“And then that summer at camp I met K-15, who had that kind of puppy-dog face with the big brown eyes and drooping eyelids that just sort of made you want to take care of her, only she didn’t want me to take care of her, because she was a very empowered feminist who liked me because she thought I was the great mind of my generation, but then she decided I would never be—and again I’m quoting—‘an artist,’ which was apparently cause for dismissal even though I had never claimed to be an artist—and in fact if you have listened closely you have already heard me freely admit that I suck at pottery.
“And then after a horrendous dry spell, I met Katherine XVI on the roof deck of a hotel in Newark, New Jersey, during an Academic Decathlon tournament in October of my junior year, and we had about as wild and torrid an affair as you can possibly have over the course of fourteen hours at an Academic Decathlon tournament, which is to say that at one point we had to kick her three roommates out of her hotel room so we could make out properly, but then even after I emerged from the tournament with nine gold medals—I sucked at Speech—she dumped me on account of how she had a boyfriend back home in Kansas and she didn’t want to dump him, so I was the next logical person to dump.

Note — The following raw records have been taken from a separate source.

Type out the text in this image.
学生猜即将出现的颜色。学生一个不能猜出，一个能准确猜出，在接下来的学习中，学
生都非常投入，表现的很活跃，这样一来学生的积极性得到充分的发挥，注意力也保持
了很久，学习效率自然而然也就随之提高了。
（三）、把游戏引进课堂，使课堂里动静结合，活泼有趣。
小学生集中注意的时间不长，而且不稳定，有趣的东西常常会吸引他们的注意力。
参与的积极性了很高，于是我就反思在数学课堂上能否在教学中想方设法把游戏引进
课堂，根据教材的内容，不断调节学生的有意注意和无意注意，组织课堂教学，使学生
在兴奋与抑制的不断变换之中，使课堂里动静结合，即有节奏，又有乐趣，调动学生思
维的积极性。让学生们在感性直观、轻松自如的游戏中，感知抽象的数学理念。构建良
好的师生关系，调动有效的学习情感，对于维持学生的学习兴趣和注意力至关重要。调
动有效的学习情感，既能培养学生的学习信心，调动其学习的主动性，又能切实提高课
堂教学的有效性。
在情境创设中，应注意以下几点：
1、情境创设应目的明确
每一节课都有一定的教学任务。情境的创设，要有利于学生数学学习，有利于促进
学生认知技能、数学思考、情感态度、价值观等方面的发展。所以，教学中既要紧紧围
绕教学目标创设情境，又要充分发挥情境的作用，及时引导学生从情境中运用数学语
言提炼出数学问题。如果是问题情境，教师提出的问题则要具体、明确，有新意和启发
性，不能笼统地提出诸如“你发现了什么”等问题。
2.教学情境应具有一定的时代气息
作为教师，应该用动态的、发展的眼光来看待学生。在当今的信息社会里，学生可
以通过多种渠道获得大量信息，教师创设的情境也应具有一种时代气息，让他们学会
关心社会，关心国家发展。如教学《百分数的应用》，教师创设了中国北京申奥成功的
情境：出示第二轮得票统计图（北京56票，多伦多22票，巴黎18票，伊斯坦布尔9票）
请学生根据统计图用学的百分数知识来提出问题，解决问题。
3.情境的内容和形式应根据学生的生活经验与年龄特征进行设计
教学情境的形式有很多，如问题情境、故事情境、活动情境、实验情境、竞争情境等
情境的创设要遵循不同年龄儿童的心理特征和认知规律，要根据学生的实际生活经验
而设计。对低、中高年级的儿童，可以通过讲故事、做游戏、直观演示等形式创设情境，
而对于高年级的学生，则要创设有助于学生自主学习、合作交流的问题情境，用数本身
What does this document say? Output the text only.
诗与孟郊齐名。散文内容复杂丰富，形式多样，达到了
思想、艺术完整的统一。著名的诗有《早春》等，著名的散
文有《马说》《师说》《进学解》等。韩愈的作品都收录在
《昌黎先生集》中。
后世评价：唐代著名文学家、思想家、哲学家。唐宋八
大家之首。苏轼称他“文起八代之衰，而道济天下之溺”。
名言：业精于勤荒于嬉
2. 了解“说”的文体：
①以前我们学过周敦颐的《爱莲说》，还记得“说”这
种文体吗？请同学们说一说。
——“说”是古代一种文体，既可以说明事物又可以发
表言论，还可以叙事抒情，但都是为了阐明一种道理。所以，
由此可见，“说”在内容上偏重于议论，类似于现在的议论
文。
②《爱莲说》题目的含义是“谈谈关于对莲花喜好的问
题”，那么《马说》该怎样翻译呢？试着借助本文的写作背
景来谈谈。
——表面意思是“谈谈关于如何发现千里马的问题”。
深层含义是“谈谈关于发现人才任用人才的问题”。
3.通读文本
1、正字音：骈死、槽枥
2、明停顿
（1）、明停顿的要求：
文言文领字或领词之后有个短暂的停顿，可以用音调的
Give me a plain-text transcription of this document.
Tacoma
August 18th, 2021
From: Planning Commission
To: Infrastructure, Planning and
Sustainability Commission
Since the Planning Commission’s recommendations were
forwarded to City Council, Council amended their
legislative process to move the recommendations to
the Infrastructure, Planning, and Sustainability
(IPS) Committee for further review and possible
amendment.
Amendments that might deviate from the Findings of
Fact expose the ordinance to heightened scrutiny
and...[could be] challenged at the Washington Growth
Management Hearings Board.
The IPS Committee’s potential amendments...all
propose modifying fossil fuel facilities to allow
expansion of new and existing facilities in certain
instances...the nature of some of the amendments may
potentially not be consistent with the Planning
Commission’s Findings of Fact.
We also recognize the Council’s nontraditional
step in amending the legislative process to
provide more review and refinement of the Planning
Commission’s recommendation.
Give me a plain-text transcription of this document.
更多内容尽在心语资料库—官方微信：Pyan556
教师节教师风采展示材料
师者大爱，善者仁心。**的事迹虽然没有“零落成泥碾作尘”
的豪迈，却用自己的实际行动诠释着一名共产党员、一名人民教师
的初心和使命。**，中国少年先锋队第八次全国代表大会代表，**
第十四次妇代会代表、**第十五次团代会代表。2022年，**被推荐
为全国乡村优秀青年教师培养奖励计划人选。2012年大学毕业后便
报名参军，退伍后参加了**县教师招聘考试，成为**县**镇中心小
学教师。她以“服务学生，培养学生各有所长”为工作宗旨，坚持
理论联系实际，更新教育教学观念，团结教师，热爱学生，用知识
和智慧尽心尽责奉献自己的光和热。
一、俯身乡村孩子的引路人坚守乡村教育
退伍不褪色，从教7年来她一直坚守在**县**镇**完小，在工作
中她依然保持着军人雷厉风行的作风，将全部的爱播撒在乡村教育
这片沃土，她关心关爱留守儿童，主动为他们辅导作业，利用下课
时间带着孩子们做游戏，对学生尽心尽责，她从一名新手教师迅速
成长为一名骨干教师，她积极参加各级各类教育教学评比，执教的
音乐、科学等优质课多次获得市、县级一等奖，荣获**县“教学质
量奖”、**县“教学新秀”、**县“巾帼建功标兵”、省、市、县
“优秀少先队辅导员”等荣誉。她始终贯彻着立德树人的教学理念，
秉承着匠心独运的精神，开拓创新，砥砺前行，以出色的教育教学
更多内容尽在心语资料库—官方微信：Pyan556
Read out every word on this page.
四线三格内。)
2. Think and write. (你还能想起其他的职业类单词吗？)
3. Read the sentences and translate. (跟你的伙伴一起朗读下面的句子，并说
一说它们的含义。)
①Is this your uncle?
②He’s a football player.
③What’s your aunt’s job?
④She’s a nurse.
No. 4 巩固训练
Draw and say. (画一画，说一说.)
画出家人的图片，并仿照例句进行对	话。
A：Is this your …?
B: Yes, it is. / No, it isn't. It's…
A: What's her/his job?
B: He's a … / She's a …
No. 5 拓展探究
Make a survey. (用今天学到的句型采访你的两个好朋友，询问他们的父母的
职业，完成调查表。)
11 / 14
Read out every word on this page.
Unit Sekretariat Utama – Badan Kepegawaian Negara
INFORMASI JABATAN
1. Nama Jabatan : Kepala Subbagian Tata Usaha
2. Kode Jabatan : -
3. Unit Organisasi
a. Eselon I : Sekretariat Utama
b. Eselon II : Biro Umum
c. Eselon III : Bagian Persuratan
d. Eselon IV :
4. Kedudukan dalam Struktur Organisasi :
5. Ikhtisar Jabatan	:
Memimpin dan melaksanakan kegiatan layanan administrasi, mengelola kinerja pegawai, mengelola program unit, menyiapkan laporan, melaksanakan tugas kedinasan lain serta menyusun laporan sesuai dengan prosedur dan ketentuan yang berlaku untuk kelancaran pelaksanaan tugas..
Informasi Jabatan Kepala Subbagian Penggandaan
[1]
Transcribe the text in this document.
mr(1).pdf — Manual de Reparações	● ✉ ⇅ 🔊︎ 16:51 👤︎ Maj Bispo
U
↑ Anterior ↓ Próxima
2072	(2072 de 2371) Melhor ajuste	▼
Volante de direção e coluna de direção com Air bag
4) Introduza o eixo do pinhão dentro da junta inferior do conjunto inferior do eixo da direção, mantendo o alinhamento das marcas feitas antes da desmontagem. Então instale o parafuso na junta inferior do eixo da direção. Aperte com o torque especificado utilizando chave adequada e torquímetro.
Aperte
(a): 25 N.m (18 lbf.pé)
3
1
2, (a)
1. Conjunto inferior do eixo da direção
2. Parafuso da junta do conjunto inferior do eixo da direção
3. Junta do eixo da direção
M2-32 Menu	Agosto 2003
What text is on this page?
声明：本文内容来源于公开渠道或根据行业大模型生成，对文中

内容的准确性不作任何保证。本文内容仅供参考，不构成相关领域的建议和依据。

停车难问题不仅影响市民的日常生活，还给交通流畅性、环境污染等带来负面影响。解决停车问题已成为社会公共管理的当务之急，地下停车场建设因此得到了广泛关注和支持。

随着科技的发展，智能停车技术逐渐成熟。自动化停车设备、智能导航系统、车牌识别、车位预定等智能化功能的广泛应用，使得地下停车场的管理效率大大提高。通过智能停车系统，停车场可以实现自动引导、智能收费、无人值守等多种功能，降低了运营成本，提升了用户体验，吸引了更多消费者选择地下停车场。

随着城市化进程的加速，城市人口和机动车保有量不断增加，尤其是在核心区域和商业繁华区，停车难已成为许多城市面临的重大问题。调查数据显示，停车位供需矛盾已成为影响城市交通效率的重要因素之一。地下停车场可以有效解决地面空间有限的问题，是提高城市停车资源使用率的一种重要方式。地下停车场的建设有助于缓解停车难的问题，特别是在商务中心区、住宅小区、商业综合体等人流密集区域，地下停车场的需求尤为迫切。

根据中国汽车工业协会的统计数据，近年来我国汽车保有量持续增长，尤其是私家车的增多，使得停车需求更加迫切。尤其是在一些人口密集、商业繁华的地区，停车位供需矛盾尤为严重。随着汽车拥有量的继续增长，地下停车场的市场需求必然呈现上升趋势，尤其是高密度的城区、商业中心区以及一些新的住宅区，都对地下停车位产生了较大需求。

“Katherine XVII I met—I’m not going to lie about it—on the Internet the next January, and she had a pierced nose with a ring in it and had this immensely impressive vocabulary with which she was able to talk about in-die rock—one of the words she used that I didn’t initially know the definition of was, in fact, ‘indie’—and it was fun to listen to her talk about music and one time I helped her dye her hair, but then she broke up with me after three weeks because I was sort of ‘emo nerd’ and she was more looking for ‘emo core. ’
“While I generally don’t like to use the word ‘heart’ unless I’m referring to the blood-pumping, beat-beat-beating organ, there’s no question that Katherine XVIII broke my heart, because I loved her immensely from the very moment I saw her at a concert Hassan made me attend during Spring Break, and she was this short fiery woman who hated being called a girl, and she liked me and at first it seemed she shared my massive sense of insecurity, and so I just built up my hopes ridiculously and found myself writing her these extravagantly long and painfully philosophical e-mails, and then she dumped me over e-mail after only two actual dates and four actual kisses, whereupon I found myself writing her these extravagantly long and painfully pathetic e-mails.
“And just two weeks after that, Katherine I showed up on my doorstep and soon enough she became K-19, and she was a nice girl with a good heart who liked helping people, and none of them ever lit my heart—God, I can’t stop it with that word now—on fire like she did, but I just needed her so much and it never felt like enough and she wasn’t consistent and her inconsistency and my insecurity were this horrible match for each other, but I still loved her, because all of me was wrapped up in her, because I’d put all my eggs in someone else’s basket, and in the end, after 343 days, I was left with an empty basket and this gnawing endless hole in my gut, but then now I find myself deciding to remember her as a good person with whom I had some good times until we, both of us, got ourselves into an ineradicably bad situation.
“And the moral of the story is that you don’t remember what happened. What you remember becomes what happened. And the second moral of the story, if a story can have multiple morals, is that Dumpers are not inherently worse than Dumpees—breaking up isn’t something that gets done to you; it’s something that happens with you. ”
“And the other moral of the story is that you, Smartypants, just told an amazing story, proving that given enough time, and enough coaching, and enough hearing stories from current and former associates of Gutshot Textiles, anyone—anyone—can learn to tell a damned good story. ”
“Something about telling that story made my gut grow back together. ”
“What?”
“Oh, nothing. Thinking out loud. ”
“That’s who you really like. The people you can think out loud in front of. ”
“The people who’ve been in your secret hiding places. ”
“The people you bite your thumb in front of. ”
“Hi. ”
“Hi. ”
“. . . ”
“. . . ”
“Wow. My first Lindsey. ”
“My second Colin. ”
“That was fun. Let’s try it again. ”
“Sold. ”
“. . . ”
“. . . ”
“. . . ”
“. . . ”
“. . . ”
“. . . ”
“. . . ”
“. . . ”
They left the cave together very late that night, and drove home separately, Colin in the Hearse and Lindsey in the pink pickup. They kissed once more in the driveway—that kiss as good as her smile hinted it would be—and then snuck into the house for a few hours of sleep.